Voyez la page spéciale sur la comète Hale-Bopp

 

Combattre la superstition ou combattre Internet?

par Pascal Lapointe
Agence Science-Presse

Première parution: La Presse (Montréal), 2 avril 1997

 

Les illuminés, les crackpots, les bizarroïdes, les gourous, se seraient-ils tous donnés rendez-vous sur Internet? C'est ce qu'on pouvait croire la semaine dernière à lire des interventions "d'experts" dans la foulée du suicide collectif des 39 adeptes de la secte Heaven's Gate. Après les pornographes et les pédophiles, les sectes constitueraient, à les entendre, le nouveau péril du cyberespace.

La perle est sans doute ce témoignage tiré d'un reportage de l'Agence France-Presse, repris dans la presse québécoise: "ceux qui passent leur temps à surfer sur Internet finissent par perdre contact avec la réalité".

Que le Net soit un canal de communication tombé du ciel -sans jeu de mots- pour des gens avides de répandre leur» vérité, c'est indéniable -un fait qui avait été souligné dans cette même chronique (La Presse, 22 et 29 janvier). Mais que le Net soit responsable du "départ" des 39 vers l'OVNI censé accompagner la comète Hale-Bopp, c'est un peu gros.

Car si l'information sur ce soi-disant OVNI était abondamment relayée par le réseau informatique, l'autre information, celle qui aurait pu servir à contrer ces croyances irrationnelles, l'était tout autant: depuis sa découverte en juillet 1995 par les astronomes américains Alan Hale et Thomas Bopp, la comète a été photographiée sous toutes les coutures, et le site de la Nasa, entre autres, propose une quantité industrielle de clichés; les analyses de la composition chimique de la comète (passée, le 22 mars, à son point le plus rapproché de la Terre) ont permis de conclure que, eh bien oui, c'est une banale comète, tout à fait semblable aux autres -une "boule de neige sale", comme disent les astronomes.

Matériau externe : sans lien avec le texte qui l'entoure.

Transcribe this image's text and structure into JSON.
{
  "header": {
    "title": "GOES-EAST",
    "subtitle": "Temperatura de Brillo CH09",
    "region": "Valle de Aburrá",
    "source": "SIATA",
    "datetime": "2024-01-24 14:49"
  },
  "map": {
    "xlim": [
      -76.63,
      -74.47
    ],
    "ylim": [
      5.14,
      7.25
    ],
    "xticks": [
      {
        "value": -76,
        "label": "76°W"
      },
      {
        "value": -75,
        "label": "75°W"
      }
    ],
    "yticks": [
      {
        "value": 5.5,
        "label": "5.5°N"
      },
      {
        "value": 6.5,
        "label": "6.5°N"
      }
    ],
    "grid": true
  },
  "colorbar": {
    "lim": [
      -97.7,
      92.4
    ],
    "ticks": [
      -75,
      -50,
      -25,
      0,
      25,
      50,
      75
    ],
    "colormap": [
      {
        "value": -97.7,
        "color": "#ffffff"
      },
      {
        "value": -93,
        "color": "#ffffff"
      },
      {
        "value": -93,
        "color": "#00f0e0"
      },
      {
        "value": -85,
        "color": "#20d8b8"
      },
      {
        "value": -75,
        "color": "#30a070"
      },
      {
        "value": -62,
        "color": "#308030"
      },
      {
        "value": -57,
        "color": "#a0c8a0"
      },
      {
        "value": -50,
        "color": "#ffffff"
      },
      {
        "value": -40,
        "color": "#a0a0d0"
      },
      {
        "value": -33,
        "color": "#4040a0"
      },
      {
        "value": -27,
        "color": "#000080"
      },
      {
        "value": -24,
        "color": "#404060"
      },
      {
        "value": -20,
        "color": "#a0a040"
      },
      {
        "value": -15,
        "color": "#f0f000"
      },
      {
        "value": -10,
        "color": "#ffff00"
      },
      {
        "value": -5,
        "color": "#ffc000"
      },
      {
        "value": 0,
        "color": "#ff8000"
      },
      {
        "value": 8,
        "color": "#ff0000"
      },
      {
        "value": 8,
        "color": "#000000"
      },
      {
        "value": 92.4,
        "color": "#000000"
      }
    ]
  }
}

Bref, si les membres de la secte, grands internautes devant l'Eternel, n'ont pas appris que leur OVNI devenait de plus en plus improbable, c'est parce qu'ils ne se sont pas donnés la peine de chercher. Ou qu'ils n'ont pas voulu chercher.

Quel ovni?

Cette histoire d'OVNI, qui a passionné les médias tabloïd américains, a commencé le 14 novembre, lorsqu'un photographe de Houston, Chuck Shramek, a dévoilé une photo d'Hale-Bopp prise la veille. A côté de la comète, on pouvait voir un point blanc: un objet circulaire, apparemment traversé d'un anneau "comme Saturne", trois fois plus gros que la Terre, évaluait M. Shramek. Sans nul doute, un gigantesque vaisseau spatial accompagnant Hale-Bopp, et transportant des milliers, voire des millions d'extra-terrestres.

La théorie allait obtenir un succès fou dans un certain milieu. L'émission radiophonique "ésotérique" d'Art Bell, diffusée aux quatre coins des États-Unis, allait lui apporter un auditoire national. Avec son corollaire inévitable: la Nasa est au courant de l'existence de ce vaisseau, mais elle vous cache les preuves...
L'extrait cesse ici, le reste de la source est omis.